Et je devine les raisons de ce silence, qui cache un cri de terreur communautaire, terreur intérieure, terreur sourde aux cris de terreur des habitants de la Ghouta orientale.

Terreur d’une minorité chrétienne qui se croit menacée par la majorité sunnite et qui trouve protection et refuge dans l’antre du pouvoir alaouite persécuteur et diviseur, non seulement des majorités, mais également des minorités. Preuve en est, notre expérience, nous chrétiens du Liban, pourtant minoritaires, des agissements sanglants de cette « minorité alaouite » durant la guerre civile de 1975 à 1990, suivie de la fausse paix de 1990 à ce jour.

Terreur ecclésiale qui n’est pas consécutive au terrorisme de Daech puisqu’elle s’est manifestée dès le début du soulèvement de la « majorité sunnite » en Syrie, en mars 2011, qui réclamait, après une longue oppression, une juste représentativité, l’équité, la dignité et la liberté.
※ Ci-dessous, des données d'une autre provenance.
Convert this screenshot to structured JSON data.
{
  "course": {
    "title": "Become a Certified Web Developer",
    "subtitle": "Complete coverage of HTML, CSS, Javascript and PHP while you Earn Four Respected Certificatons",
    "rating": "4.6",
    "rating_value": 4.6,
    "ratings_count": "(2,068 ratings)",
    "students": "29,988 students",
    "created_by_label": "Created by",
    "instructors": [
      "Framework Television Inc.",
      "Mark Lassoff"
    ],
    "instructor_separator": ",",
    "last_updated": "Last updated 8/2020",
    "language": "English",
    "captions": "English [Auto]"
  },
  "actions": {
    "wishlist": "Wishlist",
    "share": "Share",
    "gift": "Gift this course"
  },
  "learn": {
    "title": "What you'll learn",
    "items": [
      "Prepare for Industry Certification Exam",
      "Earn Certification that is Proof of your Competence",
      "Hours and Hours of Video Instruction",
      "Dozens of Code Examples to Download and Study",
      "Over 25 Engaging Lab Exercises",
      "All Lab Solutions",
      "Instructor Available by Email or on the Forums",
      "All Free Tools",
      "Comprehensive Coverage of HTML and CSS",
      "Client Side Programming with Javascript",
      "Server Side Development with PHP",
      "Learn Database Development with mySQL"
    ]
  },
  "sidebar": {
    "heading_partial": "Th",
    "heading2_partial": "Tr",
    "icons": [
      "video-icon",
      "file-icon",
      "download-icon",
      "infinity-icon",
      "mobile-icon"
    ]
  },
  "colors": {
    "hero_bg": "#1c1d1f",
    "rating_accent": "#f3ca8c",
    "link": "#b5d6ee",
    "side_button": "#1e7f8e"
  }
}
En ce temps-là, la révolution syrienne, à caractère inclusif, civil et pacifique, ne s’était pas radicalisée suite au lâchage international et au blanc-seing accordé à l’oppresseur pour poursuivre son saignement. Or le pacte d’alliance entre les deux minorités, chrétienne et alaouite, date d’avant, depuis l’accession de la minorité alaouite au pouvoir. En effet, pour préserver ses acquis, assurer sa protection et augmenter ses privilèges, le clergé syrien s’est accommodé de la dictature alaouite, nouant avec elle une « alliance des minorités » qui consiste en un « donnant, donnant » aux termes duquel l’institution ecclésiale appuie le régime totalitaire alaouite en échange de sa protection, d’une liberté de culte et de privilèges sociaux, économiques et administratifs accordés aux chrétiens de Syrie.
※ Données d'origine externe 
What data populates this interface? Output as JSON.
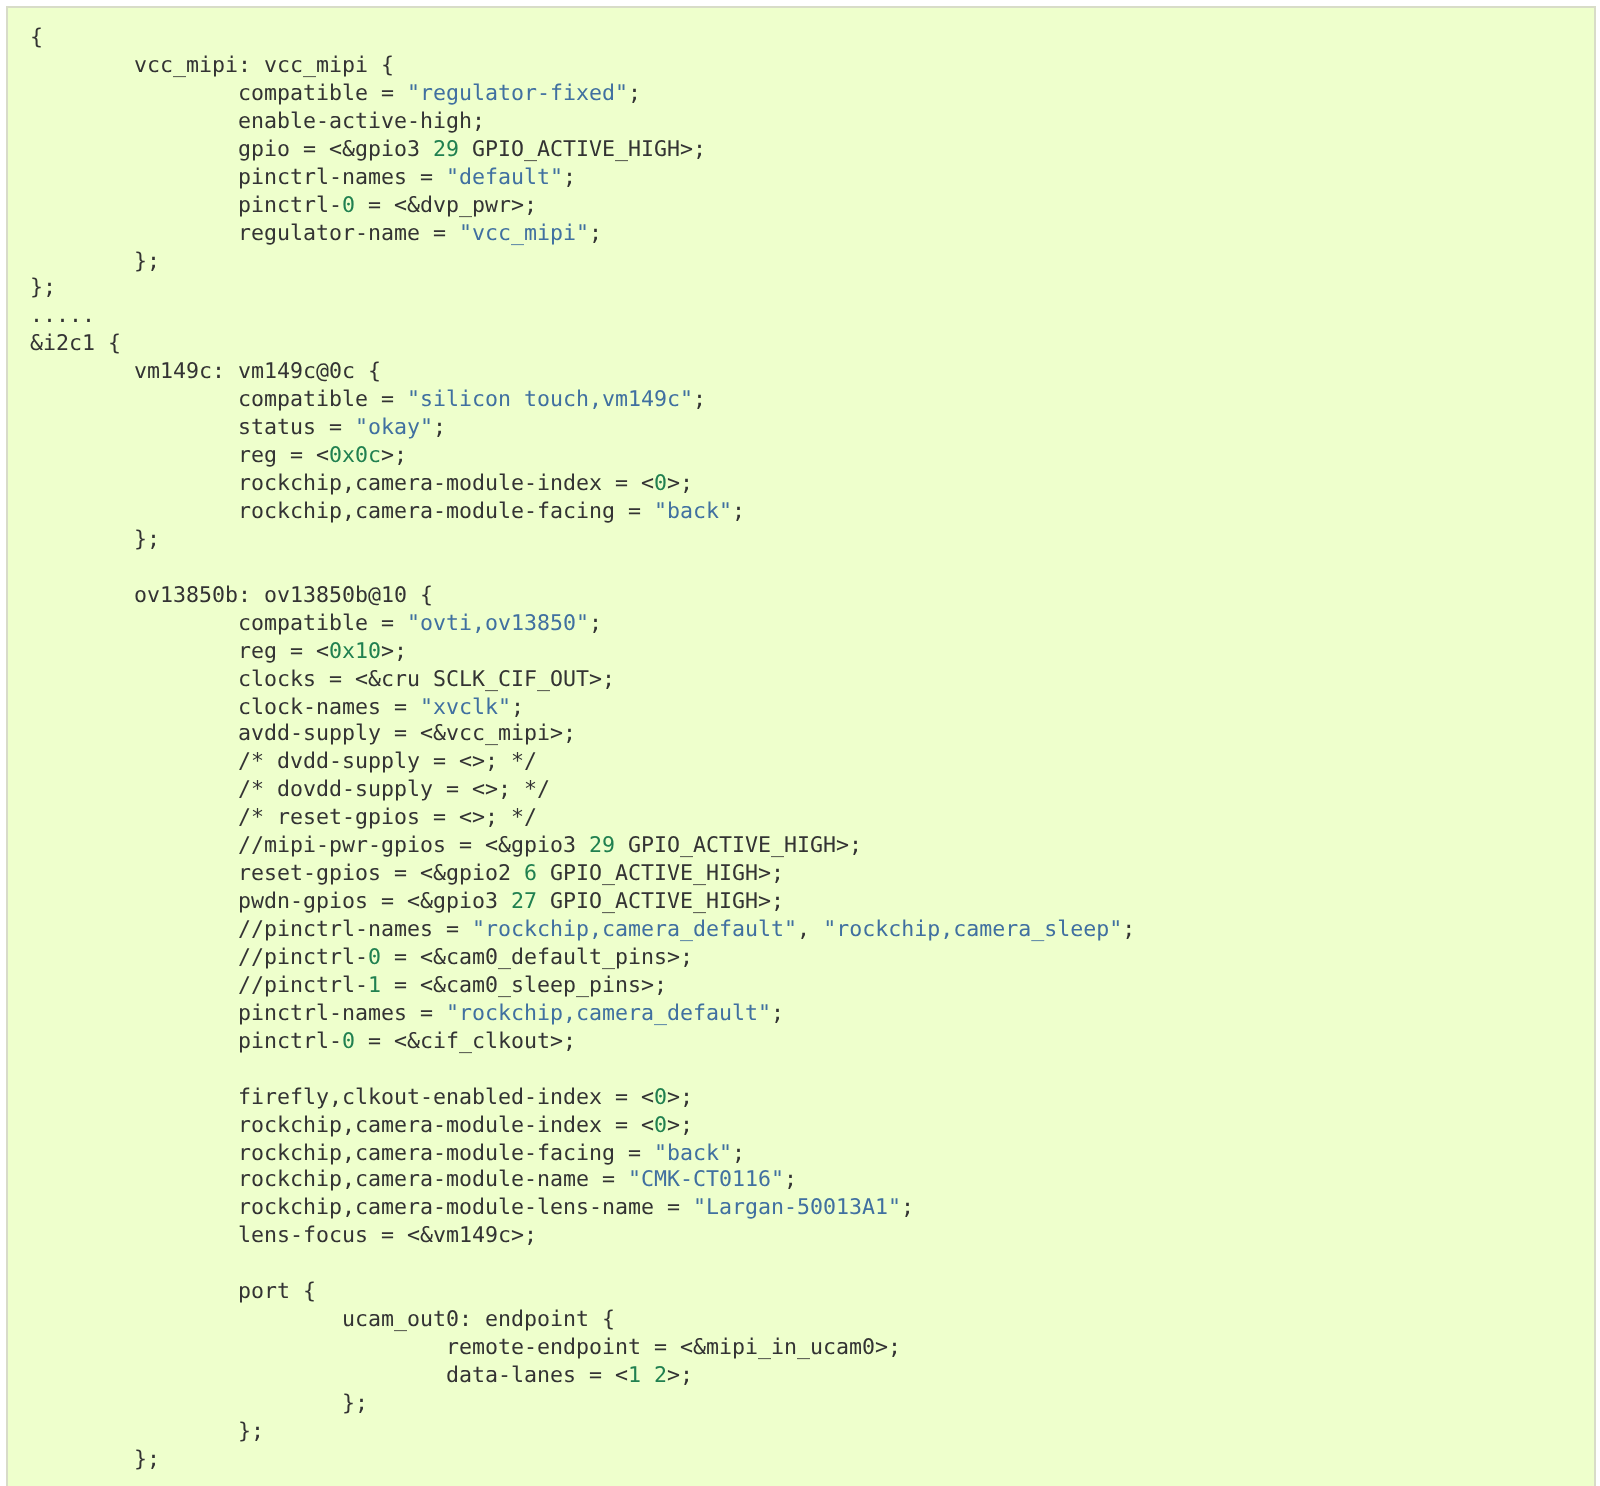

Par cet accommodement (dé)raisonnable avec le pouvoir dictatorial alaouite, les représentants spirituels de la communauté chrétienne de Syrie ont commis trois péchés…

Le péché « d’ingratitude » envers la majorité sunnite qui, par son esprit de convivialité et de tolérance, et malgré des « accidents » historiques de parcours, a permis à la communauté chrétienne de s’établir, de se développer et de prospérer au cours des siècles, sur cette terre, sans quoi on ne pourrait parler aujourd’hui de chrétiens d’Orient, faute de chrétiens en Orient, ni contempler les monastères et les églises multiséculaires, inscrits au patrimoine de l’UNESCO. La famille Assad n’était pas là pour protéger cette minorité et préserver sa liberté et ses lieux de culte. Pour en venir à l’histoire récente, avant la prise de pouvoir alaouite, les chrétiens de Syrie n’étaient pas moins libres et privilégiés.
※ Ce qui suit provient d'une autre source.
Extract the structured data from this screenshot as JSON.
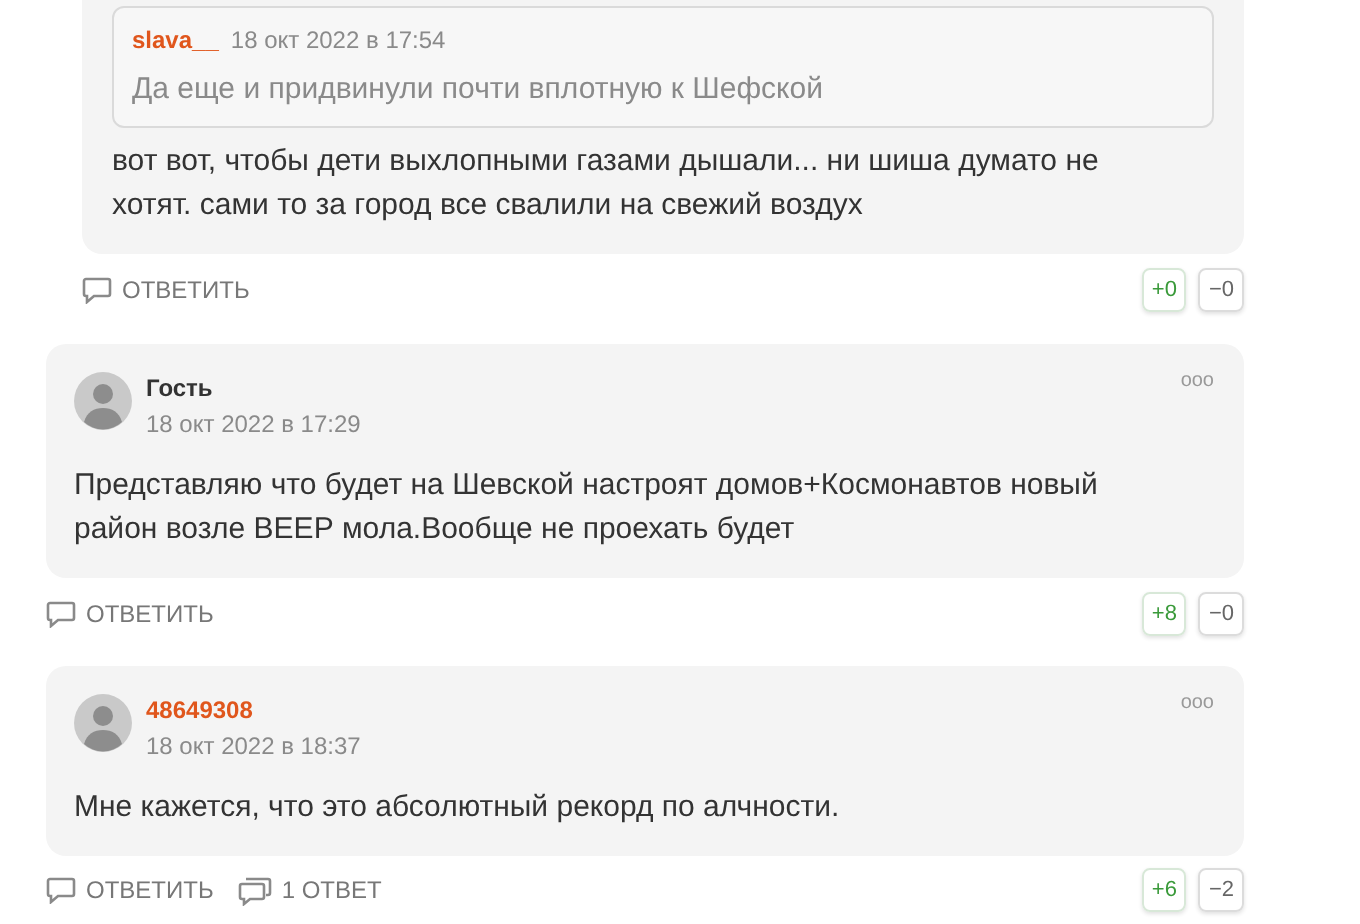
{
  "reply": {
    "quote": {
      "author": "slava__",
      "date": "18 окт 2022 в 17:54",
      "text": "Да еще и придвинули почти вплотную к Шефской"
    },
    "text": "вот вот, чтобы дети выхлопными газами дышали... ни шиша думато не хотят. сами то за город все свалили на свежий воздух",
    "actions": [
      {
        "kind": "reply",
        "label": "ОТВЕТИТЬ"
      }
    ],
    "up": "+0",
    "down": "−0"
  },
  "comments": [
    {
      "author": "Гость",
      "registered": false,
      "date": "18 окт 2022 в 17:29",
      "menu": "ooo",
      "text": "Представляю что будет на Шевской настроят домов+Космонавтов новый район возле ВЕЕР мола.Вообще не проехать будет",
      "actions": [
        {
          "kind": "reply",
          "label": "ОТВЕТИТЬ"
        }
      ],
      "up": "+8",
      "down": "−0"
    },
    {
      "author": "48649308",
      "registered": true,
      "date": "18 окт 2022 в 18:37",
      "menu": "ooo",
      "text": "Мне кажется, что это абсолютный рекорд по алчности.",
      "actions": [
        {
          "kind": "reply",
          "label": "ОТВЕТИТЬ"
        },
        {
          "kind": "replies",
          "label": "1 ОТВЕТ"
        }
      ],
      "up": "+6",
      "down": "−2"
    }
  ]
}
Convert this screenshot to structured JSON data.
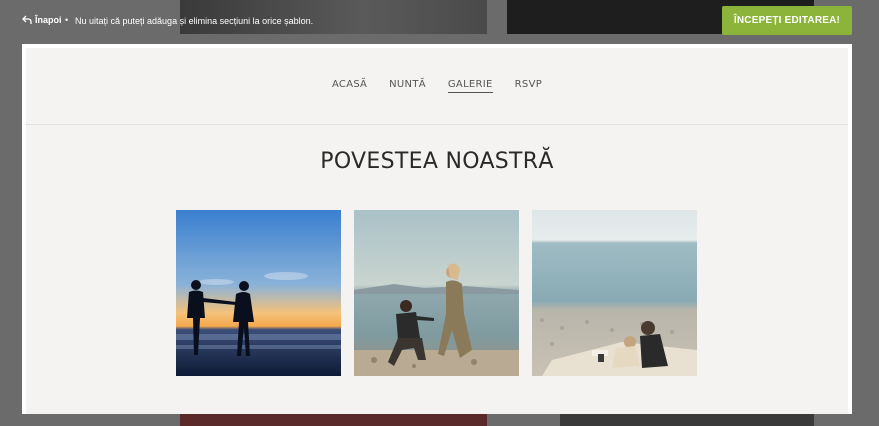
{
  "topbar": {
    "back_label": "Înapoi",
    "hint": "Nu uitați că puteți adăuga și elimina secțiuni la orice șablon.",
    "start_button": "ÎNCEPEȚI EDITAREA!"
  },
  "nav": {
    "items": [
      "ACASĂ",
      "NUNTĂ",
      "GALERIE",
      "RSVP"
    ],
    "active": "GALERIE"
  },
  "section": {
    "title": "POVESTEA NOASTRĂ"
  },
  "gallery": {
    "photos": [
      "couple-sunset-beach",
      "proposal-on-beach",
      "couple-sitting-shore"
    ]
  },
  "colors": {
    "accent": "#8cb43a",
    "page_bg": "#f4f3f1"
  }
}
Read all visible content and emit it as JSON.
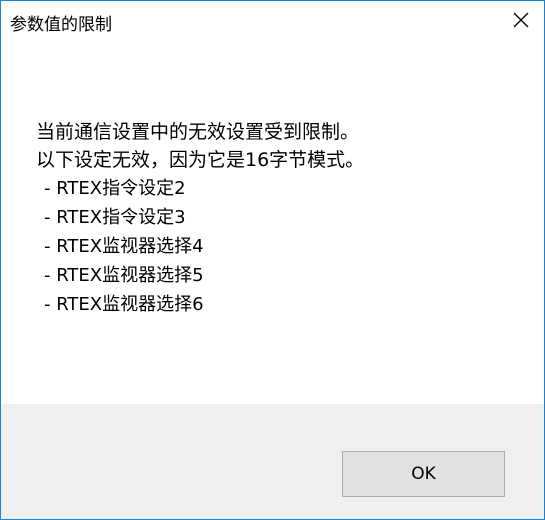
{
  "window": {
    "title": "参数值的限制",
    "close_icon": "close-icon"
  },
  "message": {
    "lines": [
      "当前通信设置中的无效设置受到限制。",
      "以下设定无效，因为它是16字节模式。"
    ],
    "items": [
      "- RTEX指令设定2",
      "- RTEX指令设定3",
      "- RTEX监视器选择4",
      "- RTEX监视器选择5",
      "- RTEX监视器选择6"
    ]
  },
  "buttons": {
    "ok_label": "OK"
  },
  "colors": {
    "window_border": "#1883d7",
    "footer_background": "#f0f0f0",
    "button_background": "#e1e1e1",
    "button_border": "#adadad"
  }
}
Le péché de « trahison » pour s’être désolidarisés de la révolution syrienne et de ses causes justes ; et pire, de s’être associés aux crimes et aux sévices de l’oppresseur par un éloquent silence, voire même une complicité, ce qui est susceptible de laisser un ressentiment sunnite durable dont la minorité chrétienne pourrait faire les frais à l’avenir, car toute dynastie a une fin, et pas nécessairement heureuse.

Le péché contre le Saint-Esprit, pour avoir contredit les préceptes évangéliques portant sur l’amour du prochain, le secours de « l’étranger » de l’autre religion (à travers la parabole du Bon Samaritain), l’obligation de dénoncer les injustices, les abus et les crimes, d’où qu’ils proviennent, à la manière de Jean le Baptiste envers Hérode, de Jésus envers les scribes et les Pharisiens perçus par lui comme une « engeance de vipères », des apôtres, des évangélisateurs, des pères et docteurs de l’Église et des saints qui n’ont pas hésité à « appeler un chat un chat » (et à plus forte raison s’il s’agit d’un monstre) jusqu’à encourir le martyre. Et l’hagiographie et le martyrologe chrétiens sont là pour le démontrer. Ils n’ont eu peur, ni pour eux-mêmes, ni pour leur communauté, étant donné que le « Royaume » du chrétien véritable « n’est pas de ce monde ». Et celui-ci se doit, par conséquent, de proclamer la Parole, de dire les quatre vérités, dussent-elles déplaire et attirer le courroux de l’entendeur, bon ou mauvais. Le chrétien se doit de porter secours à l’étranger persécuté, ou du moins de dénoncer la persécution dont il est l’objet et d’interpeller le persécuteur. Il est tenu de ne pas laisser faire le crime, de ne pas se taire, pour se sauver soi-même, de ne pas se laver les mains à la manière de Ponce Pilate, dans une bassine remplie de sang innocent.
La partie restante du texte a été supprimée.